Mr Oldfield interrupted the 158th Boat Race between Oxford and Cambridge in April last year. The race was eventually won by Cambridge.

He said his actions were a protest against elitism and inequality.

'Passive aggressive' racists

He was jailed in October last year, and served seven weeks before being released on electronic tag. In June, Mr Oldfield was told he must leave the UK.

But he told an Asylum and Immigration Tribunal in Islington that if he was forced to leave the UK he could not take his wife, Deepa Naik, or his daughter back with him because Australians were "passive aggressive" racists.

"Australia to Deepa... is a particularly racist country," he said.

"There are particularly racist attacks on people of Indian descent... I don't think I could put either Deepa or my child through that."

He told the court he could not bear to be parted from his wife.

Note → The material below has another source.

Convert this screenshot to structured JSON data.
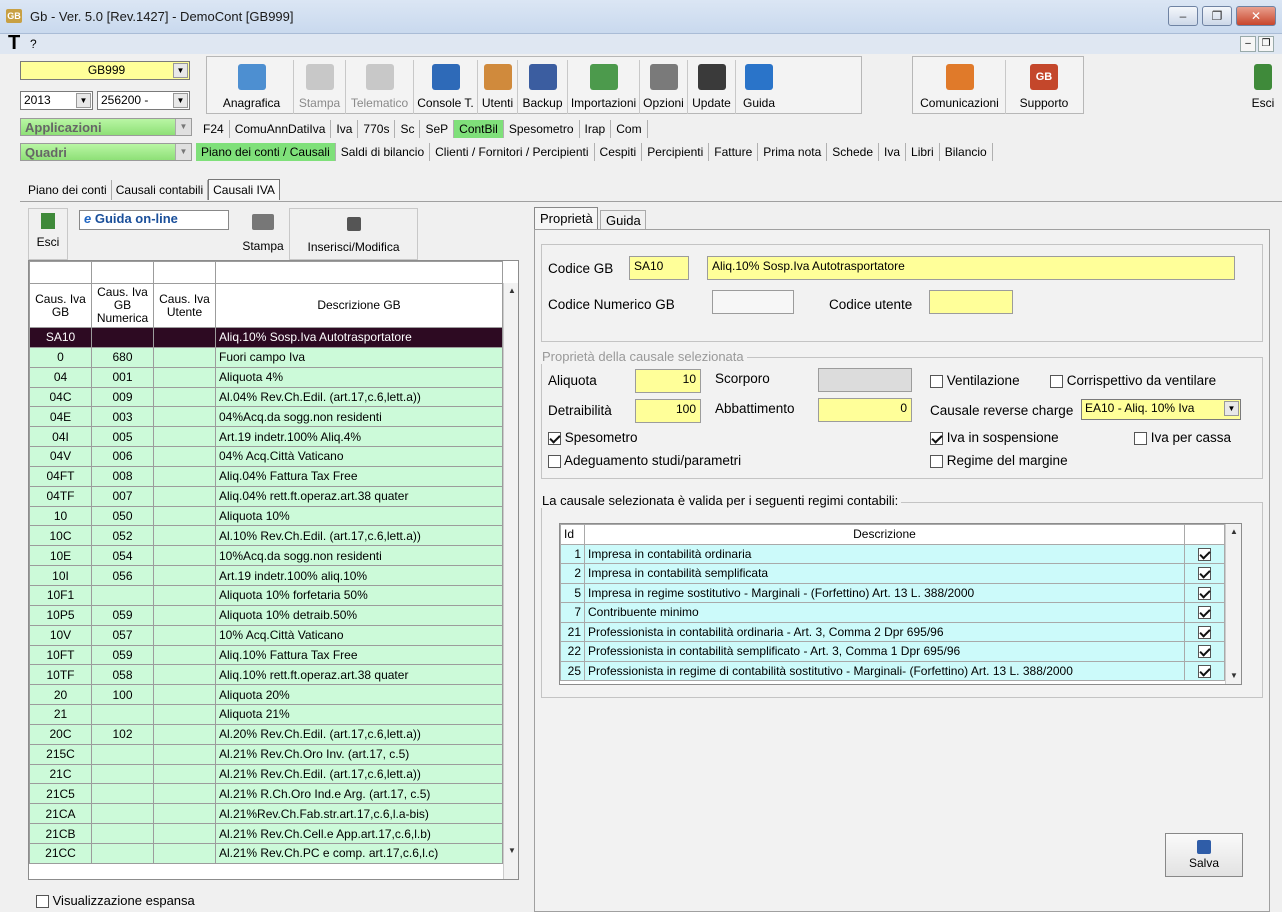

Mr Oldfield also expressed regret about some aspects of his protest, and said he would not do it again.

However, he rejected the Home Office ruling that his presence in the UK was "undesirable" and said when he arrived in London 10 years ago, he believed "there was room for people like me... who were interested in justice, interested in fairness".

'Old ideal'

The court was also handed a petition with signatures from 265 Cambridge and Oxford staff and students who did not want Mr Oldfield to be deported.

Representing Mr Oldfield, Stephanie Harrison QC said her client's good work in the community outweighed the one protest incident.

Judge Kevin Moore, presiding over the tribunal, said: "It would be my intention to allow the appeal."

Mr Oldfield said he was "delighted to be able to get back to my work and spend time with my family", but said public interest in the incident should highlight other deportation cases.

"Deportation is an old ideal and it's from another time - 1,000 years ago," he added.

The decision to allow Mr Oldfield to remain in the UK is expected to become official in about 10 days' time.